The decision to vaccinate your children: a parents choice or public health risk?
Last week, reality TV star Kristin Cavallari talked about about how she and her husband weren't vaccinating their children because she said, "I've read too many books about autism and the studies." A couple days later, TV personality Jenny McCarthy received some harsh tweets after posing an unrelated question to her twitter followers. McCarthy, who has an 11 year old son with autism, believes childhood vaccines are to blame.
It's beliefs such as these that are leading to fewer parents having their children vaccinated. According to "The Week" Magazine, more than 10 percent of parents are either delaying vaccinations for their kids or not getting them at all. The flood of uncertainty started following a 1998 study by British doctor, Andrew Wakefield that linked autism to the measles, mumps and rubella vaccine (MMR). An investigation later revealed Wakefield's findings were "an elaborate fraud", but not everyone is convinced.

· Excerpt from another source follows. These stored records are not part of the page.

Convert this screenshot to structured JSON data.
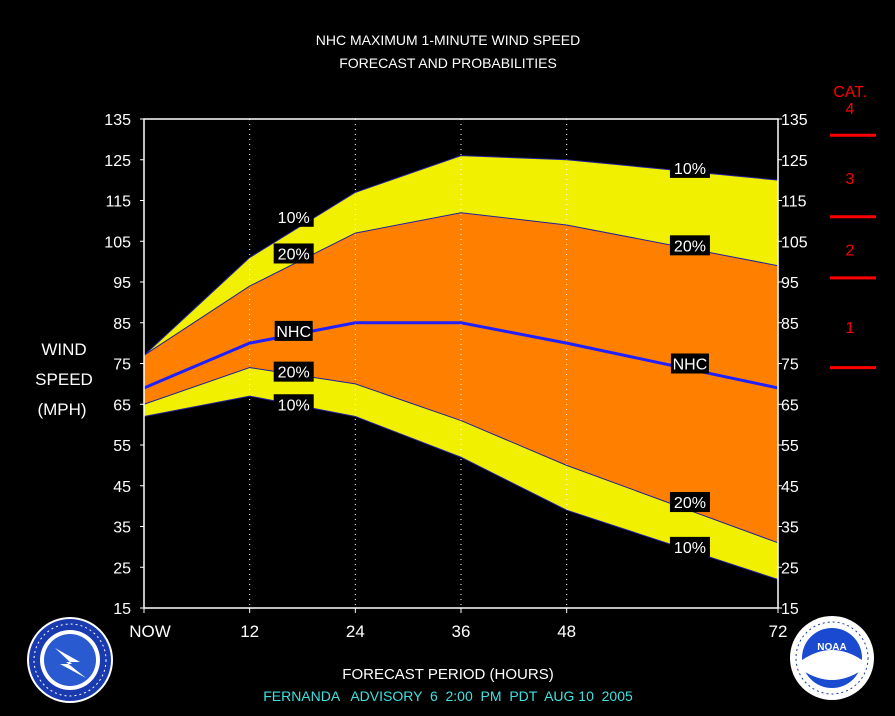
{
  "chart_data": {
    "type": "area",
    "title": "NHC MAXIMUM 1-MINUTE WIND SPEED",
    "subtitle": "FORECAST AND PROBABILITIES",
    "xlabel": "FORECAST PERIOD (HOURS)",
    "ylabel_lines": [
      "WIND",
      "SPEED",
      "(MPH)"
    ],
    "footer": "FERNANDA   ADVISORY  6  2:00  PM  PDT  AUG 10  2005",
    "x_tick_labels": [
      "NOW",
      "12",
      "24",
      "36",
      "48",
      "72"
    ],
    "x_tick_values": [
      0,
      12,
      24,
      36,
      48,
      72
    ],
    "y_ticks": [
      15,
      25,
      35,
      45,
      55,
      65,
      75,
      85,
      95,
      105,
      115,
      125,
      135
    ],
    "xlim": [
      0,
      72
    ],
    "ylim": [
      15,
      135
    ],
    "grid": "dotted vertical lines at 12, 24, 36, 48",
    "x": [
      0,
      12,
      24,
      36,
      48,
      72
    ],
    "series": [
      {
        "role": "upper_10",
        "values": [
          77,
          101,
          117,
          126,
          125,
          120
        ]
      },
      {
        "role": "upper_20",
        "values": [
          77,
          94,
          107,
          112,
          109,
          99
        ]
      },
      {
        "role": "nhc",
        "values": [
          69,
          80,
          85,
          85,
          80,
          69
        ]
      },
      {
        "role": "lower_20",
        "values": [
          65,
          74,
          70,
          61,
          50,
          31
        ]
      },
      {
        "role": "lower_10",
        "values": [
          62,
          67,
          62,
          52,
          39,
          22
        ]
      }
    ],
    "band_labels": [
      {
        "text": "10%",
        "x": 17,
        "y": 111
      },
      {
        "text": "20%",
        "x": 17,
        "y": 102
      },
      {
        "text": "NHC",
        "x": 17,
        "y": 83
      },
      {
        "text": "20%",
        "x": 17,
        "y": 73
      },
      {
        "text": "10%",
        "x": 17,
        "y": 65
      },
      {
        "text": "10%",
        "x": 62,
        "y": 123
      },
      {
        "text": "20%",
        "x": 62,
        "y": 104
      },
      {
        "text": "NHC",
        "x": 62,
        "y": 75
      },
      {
        "text": "20%",
        "x": 62,
        "y": 41
      },
      {
        "text": "10%",
        "x": 62,
        "y": 30
      }
    ],
    "category_title": "CAT.",
    "categories": [
      {
        "label": "4",
        "mid_mph": 140
      },
      {
        "label": "3",
        "mid_mph": 120.5
      },
      {
        "label": "2",
        "mid_mph": 103
      },
      {
        "label": "1",
        "mid_mph": 84
      }
    ],
    "category_boundaries_mph": [
      131,
      111,
      96,
      74
    ],
    "colors": {
      "background": "#000000",
      "outer_band": "#f0f000",
      "inner_band": "#ff8000",
      "nhc_line": "#2020ff",
      "category": "#ff0000",
      "footer": "#40e0e0",
      "text": "#ffffff"
    }
  }
}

The decision not to vaccinate is having huge ramifications. The measles and mumps is making a comeback. According to Dr. Kurt Stewart, a pediatrician at Sutay and Stewart Pediatrics in South Windsor, "these diseases are still around" and "lax immunizations mean a comeback of these diseases." Dr. Stewart added, "these illnesses are not gone, contrary to popular belief." He added these diseases "will come back and they will come back fast." Dr. Stewart says that's why his practice, along with 30 percent of other pediatric offices in Connecticut, don't accept patients who choose not to abide by the recommended childhood vaccine schedule. When asked if there's a risk to patients who do get immunized, he said, "absolutely." The MMR vaccine, for example, has two doses. Dr. Stewart says the child is protected about 95% after the first dose, and even more so after the next. But, if a child is exposed somewhere in between by a child who comes into the office who wasn't immunized, it "poses a potential hazard to these children", Dr. Stewart says. "These vaccines are safe and effective" and there is "no scientific data to support immunizations cause autism." If everyone participates in the vaccine program, Dr. Stewart says, "these diseases will be virtually eliminated."